За окном начал бить тревожный набат — у нас это подвешенная на столб железяка, а помогал ей монастырский колокол. Дыхание перехватило, в горле встал ком, по спине побежали мурашки. Неужели хватит тупости «татарве» попытаться взять поместье штурмом? Ой как плохо — половина дружины-то немца проклятого до сих пор ловит, и воинов у меня в поместье двадцать пять воинов (помещики и послужильцы), часть которых сейчас невыспавшаяся из-за ночного дежурства.

Другие наши силы — ополчение на сотню работников мужского пола, часть которых выучилась стрелять из лука. Двадцать самых физически крепких прошли и другую подготовку — мы наделали круглых (насколько получилось, но идеальной формы все равно не нужно) горшков с удобными ручками, и работники учились их метать. Зажигательной смеси у нас припасено не так чтобы много, тридцать два горшка всего, но здесь можно смело надеяться на грандиозный удар по морали врагов — догадаться о том, какие чувства испытает увидевшая как их горящие подельники прыгают в речку, но продолжают гореть и в воде татарва несложно.

Из больших минусов: вал со рвом готовы не полностью, и второй даже в готовых местах водой заполнен скудно: там, где источники подземный вскрылись да дождя и стоков скопилось. Придется концентрировать в защищенных одним лишь частоколом — метров сто погонных совокупно, и хорошо, что они в одном месте, на востоке — местах побольше сил.

Подойдя к окошку, я распахнул раму и прокричал во все горло, чтобы сквозь железный гул услышали:

— Пушку туда, где рва с валом нету!!!

Есть у нас одна красавица, и в слабом месте, спасибо паранойе сотника Дмитрия, изнутри поместья для нее помост высоченный сооружен, позволяющий бить картечью по скопившимся снаружи и нацелившихся на «голый» частокол татар. Там же, тоже изнутри, две хлипковатые (потому что временные) вышки, пригодные для размещения там десятка лучников.

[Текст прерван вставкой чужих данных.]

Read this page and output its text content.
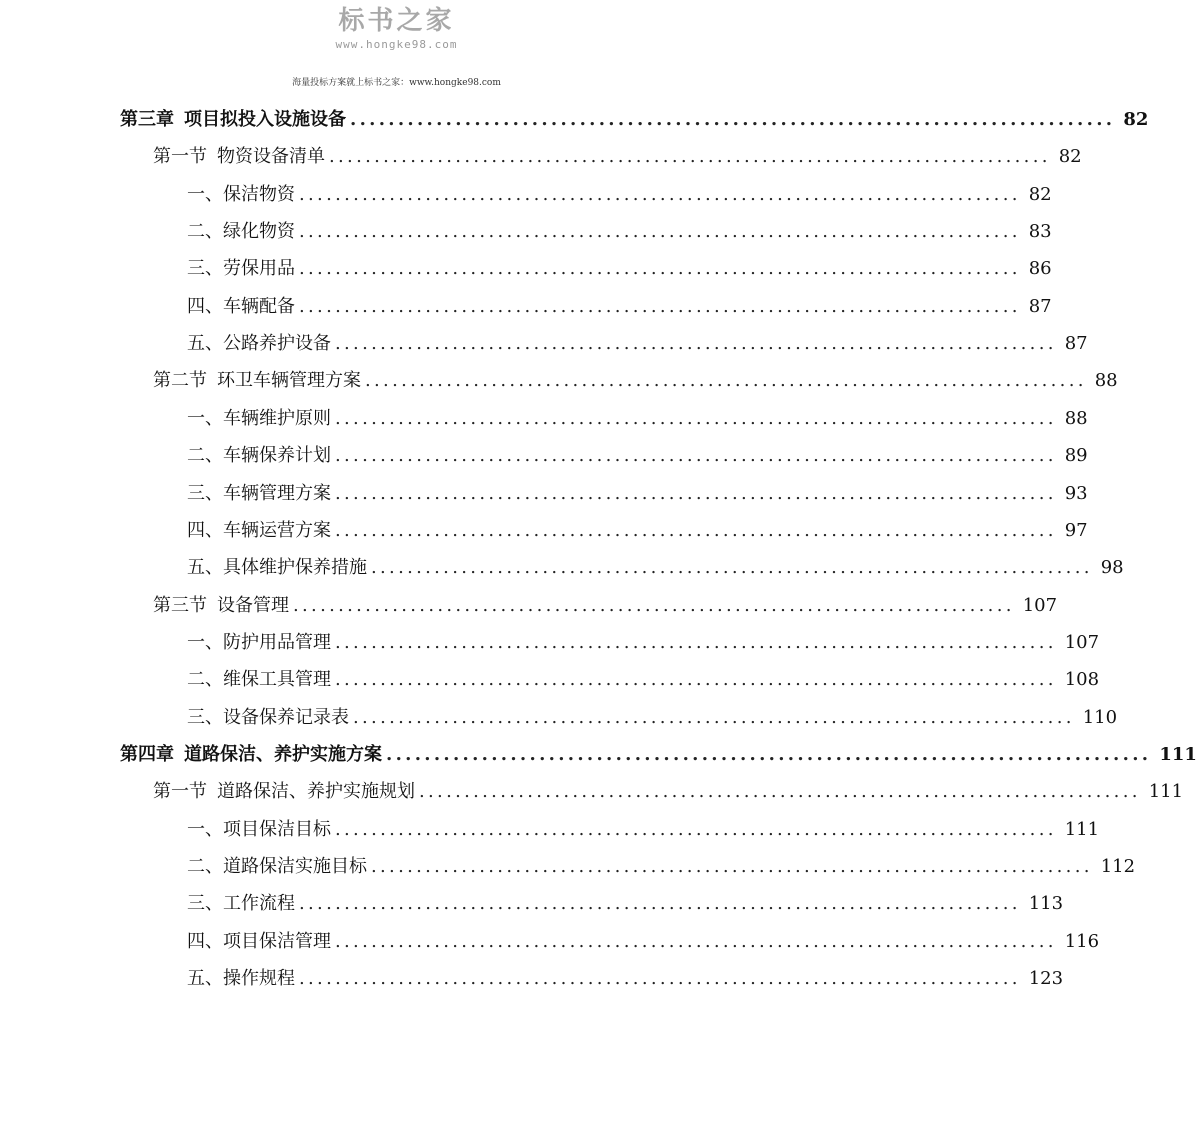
标书之家
www.hongke98.com
海量投标方案就上标书之家：www.hongke98.com
第三章 项目拟投入设施设备 ................................................................................ 82
第一节 物资设备清单 ................................................................................ 82
一、 保洁物资 ................................................................................ 82
二、 绿化物资 ................................................................................ 83
三、 劳保用品 ................................................................................ 86
四、 车辆配备 ................................................................................ 87
五、 公路养护设备 ................................................................................ 87
第二节 环卫车辆管理方案 ................................................................................ 88
一、 车辆维护原则 ................................................................................ 88
二、 车辆保养计划 ................................................................................ 89
三、 车辆管理方案 ................................................................................ 93
四、 车辆运营方案 ................................................................................ 97
五、 具体维护保养措施 ................................................................................ 98
第三节 设备管理 ................................................................................ 107
一、 防护用品管理 ................................................................................ 107
二、 维保工具管理 ................................................................................ 108
三、 设备保养记录表 ................................................................................ 110
第四章 道路保洁、养护实施方案 ................................................................................ 111
第一节 道路保洁、养护实施规划 ................................................................................ 111
一、 项目保洁目标 ................................................................................ 111
二、 道路保洁实施目标 ................................................................................ 112
三、 工作流程 ................................................................................ 113
四、 项目保洁管理 ................................................................................ 116
五、 操作规程 ................................................................................ 123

Сработает ли? Отобьемся ли? Твою мать, поля-то поди попортят кочевники проклятые, их очевидно внутрь основных укреплений не включили, это ж многие гектары.

Нельзя, ни в коем случае нельзя показывать страха — в критической ситуации от поведения начальника зависит многое. Грандиозным усилием воли я взял себя в руки:

— Доспех мне!

Закованный в позолоченные латы феодал по идее придаст людям уверенности — вон какой воинственный да красивый, за таким вожаком хоть в ад!

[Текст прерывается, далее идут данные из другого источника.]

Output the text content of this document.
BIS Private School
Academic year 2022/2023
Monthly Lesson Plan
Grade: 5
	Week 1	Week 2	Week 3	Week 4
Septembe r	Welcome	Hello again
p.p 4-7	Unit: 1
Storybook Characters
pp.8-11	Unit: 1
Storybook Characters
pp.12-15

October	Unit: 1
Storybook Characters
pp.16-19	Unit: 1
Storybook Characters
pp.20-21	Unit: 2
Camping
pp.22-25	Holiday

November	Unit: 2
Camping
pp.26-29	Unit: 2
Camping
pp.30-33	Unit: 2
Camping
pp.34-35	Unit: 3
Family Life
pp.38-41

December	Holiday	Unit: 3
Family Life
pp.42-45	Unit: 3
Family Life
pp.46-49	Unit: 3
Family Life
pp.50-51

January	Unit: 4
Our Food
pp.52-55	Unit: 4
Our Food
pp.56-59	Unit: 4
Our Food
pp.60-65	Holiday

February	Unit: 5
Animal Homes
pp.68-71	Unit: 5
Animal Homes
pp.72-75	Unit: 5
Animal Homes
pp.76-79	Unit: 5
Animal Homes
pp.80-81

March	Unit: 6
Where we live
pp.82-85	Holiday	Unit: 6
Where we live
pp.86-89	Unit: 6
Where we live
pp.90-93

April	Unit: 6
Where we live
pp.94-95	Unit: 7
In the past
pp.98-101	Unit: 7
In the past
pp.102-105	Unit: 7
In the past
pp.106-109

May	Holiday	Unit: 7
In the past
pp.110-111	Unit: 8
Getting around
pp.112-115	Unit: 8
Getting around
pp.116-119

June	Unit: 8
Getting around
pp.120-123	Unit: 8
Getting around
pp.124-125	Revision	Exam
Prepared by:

— Насколько много? — спросил Тимофея.

В опочивальню, гремя железом, влетели четверо: Гришка, Федька, Николай и девятнадцатилетний, «взрослый» Игорь. Сын помещика удостоился места моего послужильца (или боевого холопа, но травмированный новейшим временем я предпочитаю первое, даром что «холоп» в эти времена совсем лишен унизительного значения) за поразительные для девятнадцатилетнего юноши таланты в фехтовании и стрельбе из лука. Ну и отец у него непростой, в личной дружине Данилы служит, вот и пристроили ко мне сыночка. Мальчишки мои «тащат» бытовуху, но надевать на меня доспех умеют плохо, даром что мы все тренировались. Рядом с доспехом поэтому 24/7 «дежурит» кто-то изх моих послужильцев как раз на такой вот случай.

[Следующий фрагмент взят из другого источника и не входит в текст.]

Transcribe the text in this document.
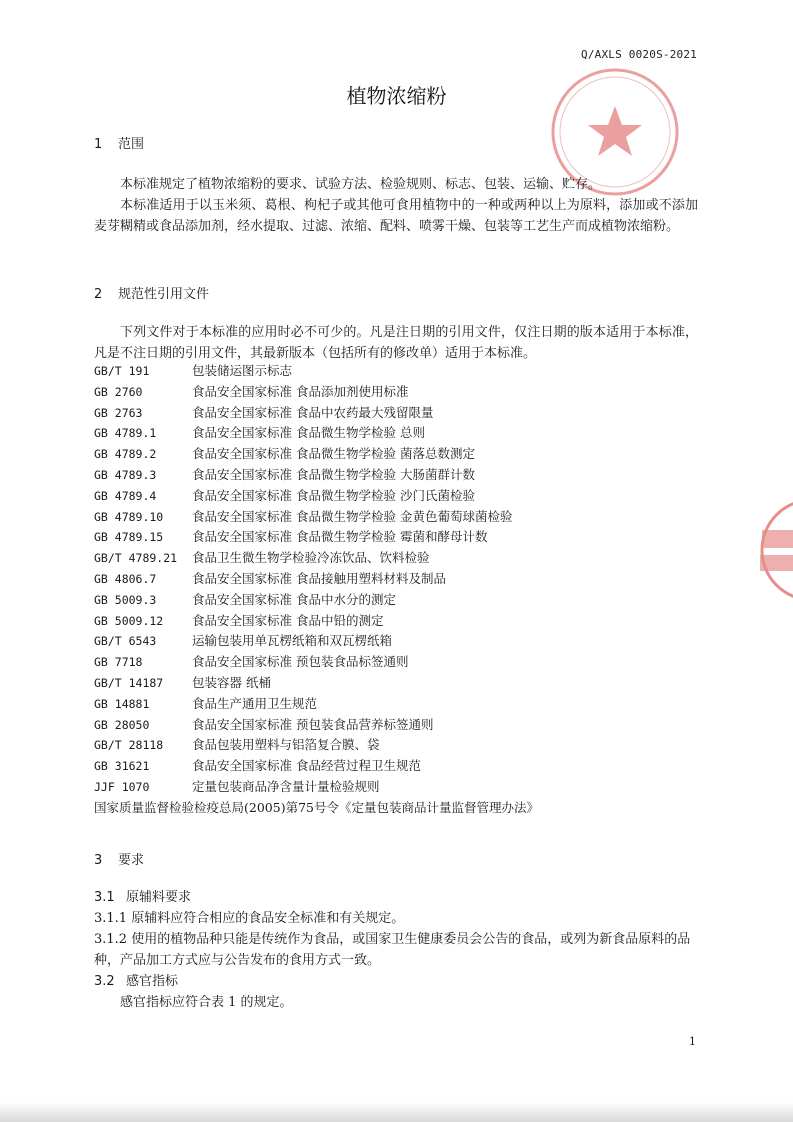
Q/AXLS 0020S-2021
植物浓缩粉
1 范围
本标准规定了植物浓缩粉的要求、试验方法、检验规则、标志、包装、运输、贮存。
本标准适用于以玉米须、葛根、枸杞子或其他可食用植物中的一种或两种以上为原料，添加或不添加麦芽糊精或食品添加剂，经水提取、过滤、浓缩、配料、喷雾干燥、包装等工艺生产而成植物浓缩粉。
2 规范性引用文件
下列文件对于本标准的应用时必不可少的。凡是注日期的引用文件，仅注日期的版本适用于本标准，凡是不注日期的引用文件，其最新版本（包括所有的修改单）适用于本标准。
GB/T 191	包装储运图示标志
GB 2760	食品安全国家标准 食品添加剂使用标准
GB 2763	食品安全国家标准 食品中农药最大残留限量
GB 4789.1	食品安全国家标准 食品微生物学检验 总则
GB 4789.2	食品安全国家标准 食品微生物学检验 菌落总数测定
GB 4789.3	食品安全国家标准 食品微生物学检验 大肠菌群计数
GB 4789.4	食品安全国家标准 食品微生物学检验 沙门氏菌检验
GB 4789.10 食品安全国家标准 食品微生物学检验 金黄色葡萄球菌检验
GB 4789.15 食品安全国家标准 食品微生物学检验 霉菌和酵母计数
GB/T 4789.21 食品卫生微生物学检验冷冻饮品、饮料检验
GB 4806.7	食品安全国家标准 食品接触用塑料材料及制品
GB 5009.3	食品安全国家标准 食品中水分的测定
GB 5009.12 食品安全国家标准 食品中铅的测定
GB/T 6543	运输包装用单瓦楞纸箱和双瓦楞纸箱
GB 7718	食品安全国家标准 预包装食品标签通则
GB/T 14187 包装容器 纸桶
GB 14881	食品生产通用卫生规范
GB 28050	食品安全国家标准 预包装食品营养标签通则
GB/T 28118 食品包装用塑料与铝箔复合膜、袋
GB 31621	食品安全国家标准 食品经营过程卫生规范
JJF 1070	定量包装商品净含量计量检验规则
国家质量监督检验检疫总局(2005)第75号令《定量包装商品计量监督管理办法》
3 要求
3.1 原辅料要求
3.1.1 原辅料应符合相应的食品安全标准和有关规定。
3.1.2 使用的植物品种只能是传统作为食品，或国家卫生健康委员会公告的食品，或列为新食品原料的品种，产品加工方式应与公告发布的食用方式一致。
3.2 感官指标
感官指标应符合表 1 的规定。
1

Пока я жалел о невозможности почистить зубы — еще одно злодеяние, учиненное «татарвой»! — а помощники помогали облачаться в доспех, Тимофей, на лице которого отчетливо читалось одобрение — не растерялся излишне на взгляд «современников» мирный Гелий — ответил:

— Точно сосчитать не успели — татары большою ватагой ходят редко. На отряды малые делятся, и так разными дорогами к цели идут, чтобы раньше времени не заметили их. Промеж застав да патрулей просачиваются, у каждой рощицы дружины не поставишь.

— Разумно, — признал я. — Стенобитные орудия?

— Не замечено. С юга десятка три идет, — перешел к конкретике Тимофей. — По столько ж с запада и востока, но сие, как ты говорить любишь, «на выпуклый глаз». Сейчас те, кто считать остался, вернуться да точно доложат — и про число, и про орудия стенобитные.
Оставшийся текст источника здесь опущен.